All articles
ArticleMarch 6, 2026

Real-time Product Analytics with Postgres → ClickHouse → dbt → Grafana

By AI Guy in LA

Real-time Product Analytics with Postgres → ClickHouse → dbt → Grafana

If you run your app on Postgres and need sub-second analytics without crushing OLTP, this stack works reliably in production:
– Ingest: Postgres → ClickHouse (MaterializedPostgreSQL or Kafka + Debezium)
– Transform: dbt (dbt-clickhouse)
– Serve: Grafana dashboards + alerts

Use cases
– Funnel and retention analysis
– Feature usage and cohort metrics
– Operational dashboards (latency, errors, throughput)
– Finance-lite rollups (orders, MRR, refunds)

Reference architecture
– Source DB: Postgres 14+ on managed cloud (RDS/Cloud SQL)
– Analytics store: ClickHouse Cloud or self-managed cluster
– Replication: ClickHouse MaterializedPostgreSQL (for simplicity) or Kafka (for multi-sink / heavy transforms)
– Transform: dbt runner (GitHub Actions, Dagster, or Airflow)
– Viz: Grafana with ClickHouse plugin
– Storage/lineage: S3/GCS parquet exports (optional but recommended)
– Secrets: environment or Vault; network via PrivateLink/VPC peering

Table design in Postgres
– Prefer narrow event table + dimension tables
– Use UUID or bigint IDs; avoid wide JSONB for hot paths
– For events:
– event_id (UUID, PK)
– user_id
– occurred_at (timestamptz)
– event_name (text)
– properties (jsonb) — sparse, normalized over time
– For orders/subscriptions:
– immutable facts + status changes as events
– avoid in-place updates on hot rows

ClickHouse schema (denormalized for reads)
– Use MergeTree with time + shard key
– Example:

CREATE TABLE analytics.events
(
event_id UUID,
user_id String,
event_name LowCardinality(String),
occurred_at DateTime64(3, ‘UTC’),
properties_json JSON,
ingest_ts DateTime DEFAULT now()
)
ENGINE = MergeTree
PARTITION BY toYYYYMM(occurred_at)
ORDER BY (event_name, occurred_at, user_id)
SETTINGS index_granularity = 8192;

– Add projections or materialized views for frequent queries (daily rollups, funnels)

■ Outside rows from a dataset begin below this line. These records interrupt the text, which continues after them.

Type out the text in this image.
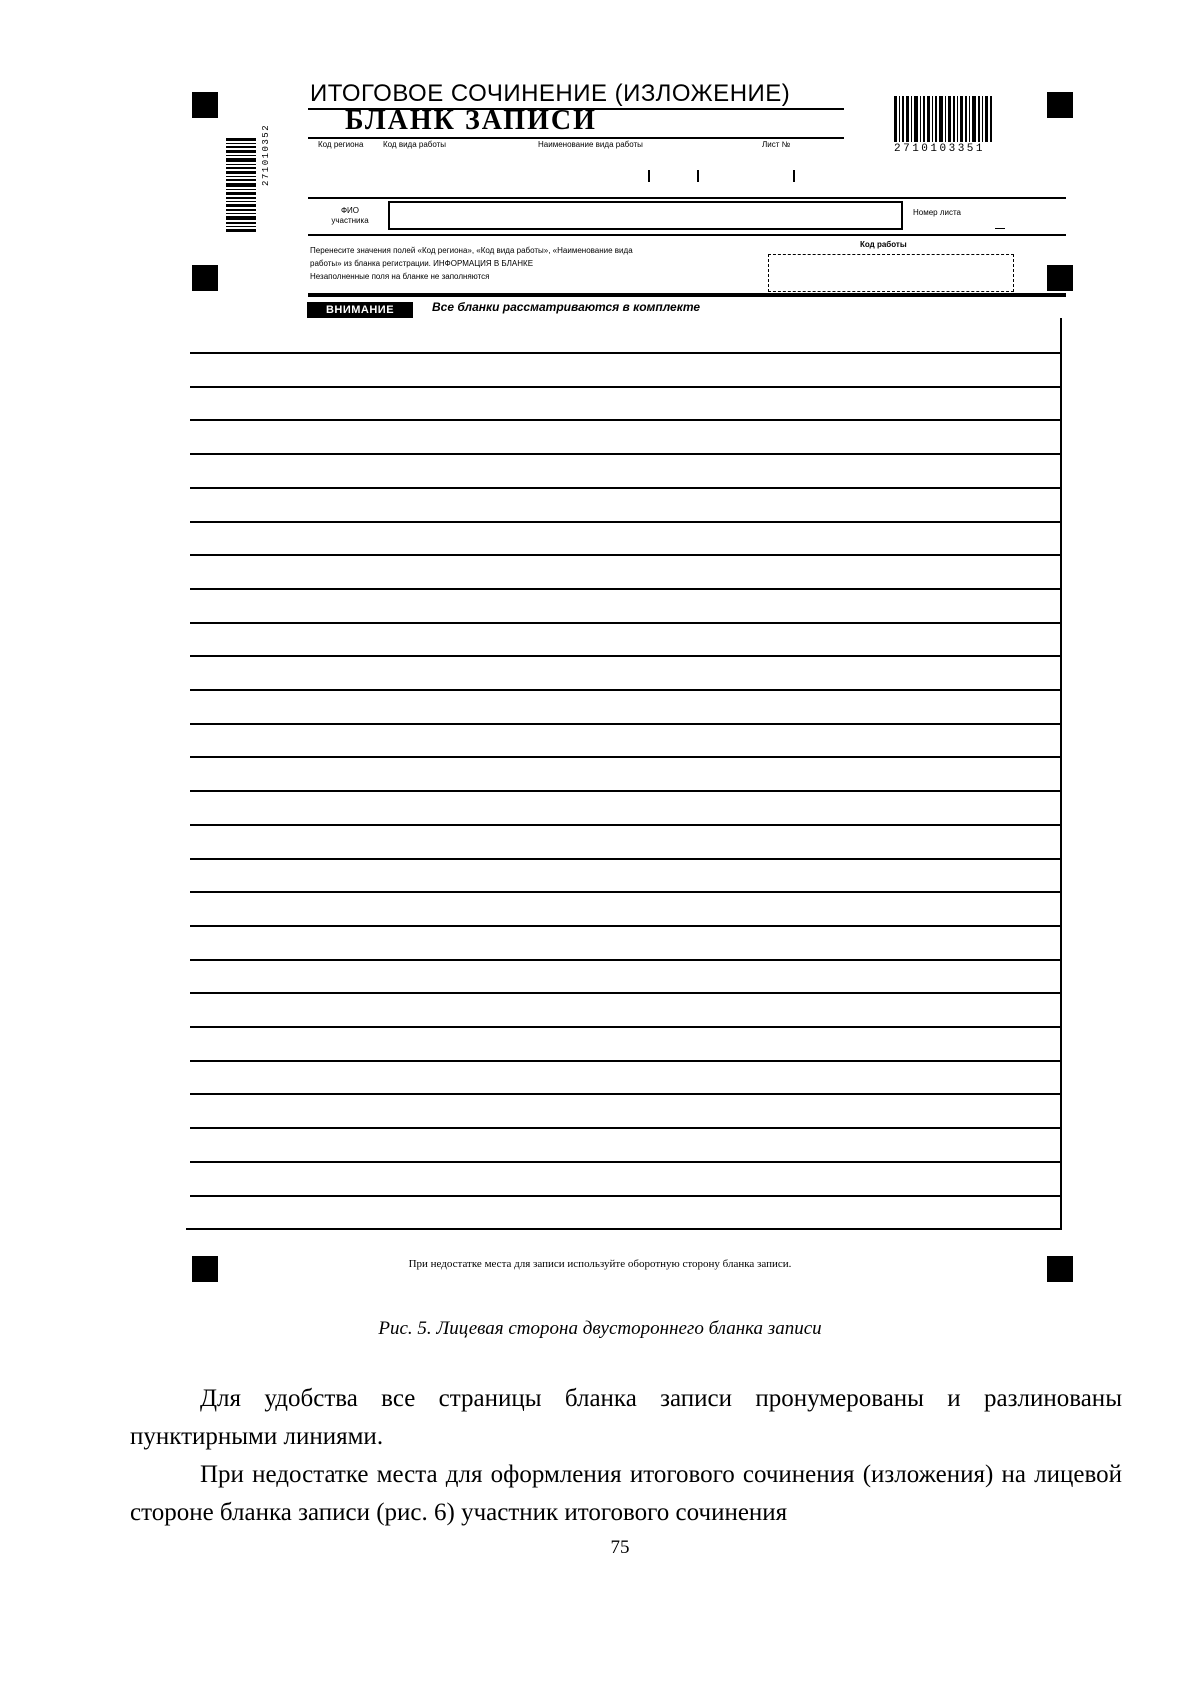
ИТОГОВОЕ СОЧИНЕНИЕ (ИЗЛОЖЕНИЕ)
БЛАНК ЗАПИСИ
Код региона Код вида работы	Наименование вида работы	Лист №	2710103351
271010352
ФИО участника
Номер листа
Перенесите значения полей «Код региона», «Код вида работы», «Наименование вида
работы» из бланка регистрации. ИНФОРМАЦИЯ В БЛАНКЕ
Незаполненные поля на бланке не заполняются
Код работы
ВНИМАНИЕ	Все бланки рассматриваются в комплекте
При недостатке места для записи используйте оборотную сторону бланка записи.
Рис. 5. Лицевая сторона двустороннего бланка записи
Для удобства все страницы бланка записи пронумерованы и разлинованы пунктирными линиями.
При недостатке места для оформления итогового сочинения (изложения) на лицевой стороне бланка записи (рис. 6) участник итогового сочинения
75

Option A: Direct Postgres → ClickHouse via MaterializedPostgreSQL
Good when you control Postgres and schema churn is moderate.

Steps
1) Enable logical replication in Postgres:
– rds.logical_replication = 1 (RDS) or wal_level = logical
– Create a replication user with REPLICATION
2) In ClickHouse:

CREATE DATABASE pg_repl ENGINE = MaterializedPostgreSQL(
‘postgres-host:5432’, ‘app_db’, ‘replicator_user’, ‘REDACTED’,
‘public’, — schema
16 — max threads
);

— Exposed tables appear under pg_repl.

3) Hydrate analytics tables from the replicated ones:
CREATE TABLE analytics.events AS
SELECT
event_id,
user_id::String,
event_name,
occurred_at,
properties as properties_json
FROM pg_repl.events
ENGINE = MergeTree
PARTITION BY toYYYYMM(occurred_at)
ORDER BY (event_name, occurred_at, user_id);

Notes
– MaterializedPostgreSQL tails WAL and applies row-level changes
– For deletes/updates, ensure primary keys exist in Postgres
– For high write volume, separate heavy tables into their own ClickHouse databases to parallelize apply

Option B: Postgres → Kafka (Debezium) → ClickHouse
Use when you need multi-sink, schema registry, or custom buses.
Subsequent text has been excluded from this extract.